So… Bob found God.
And, as always, when Dylan gets into something he gets really into it. But he must’ve know this Jesus thing was going to be a tough sell, so he hired Jerry Wexler to produce and Mark Knopfler to guest on what would turn into Slow Train Coming. And it worked. Maybe people were so glad that the album wasn’t recorded in a rush and turned into a half-hearted mess, like the last album Street Legal that they were willing to overlook the preachiness of the songs. At least Bob sounds really excited and invested in what he was singing about for a change.

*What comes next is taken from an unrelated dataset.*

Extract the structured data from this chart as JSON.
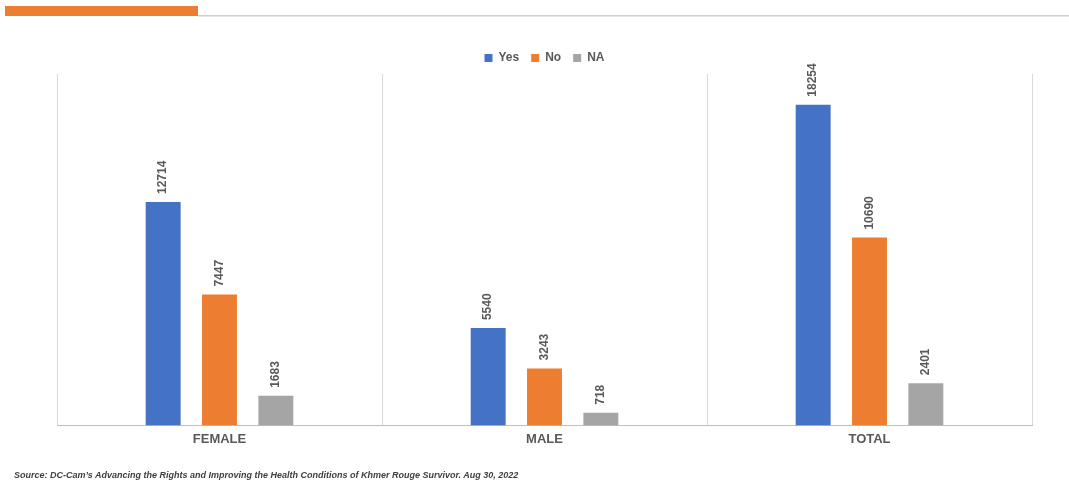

But as Bob refused to play any of his secular tunes in concert, and a second album of gospel titled Saved came out, the patience of the audience and the critics quickly waned. It didn’t help that Saved ended up with nearly as muddy of a mix as Street Legal. The tide had turn on Dylan’s born-again period.
By the third album, even Dylan was getting a little tired of this. Older, non-Jesus songs were popping up in the live set again. And the third album in his Christian trilogy, featured straight-forward love songs like Heart Of Mine and even a whole song about decidedly non-christian comic, Lenny Bruce.
And then just like that – without any announcement or fanfare – the Christian period was over and Bob never really addressed it again. Did he still believe, and was just not singing about it anymore? Or did something happen that made him question, or even renounce, his faith? Who knows?
But coming into the eighties, Bob wasn’t quite sure who or what he was making music far any more. As a result, this born-again period soon looked back on with an air of wistfulness.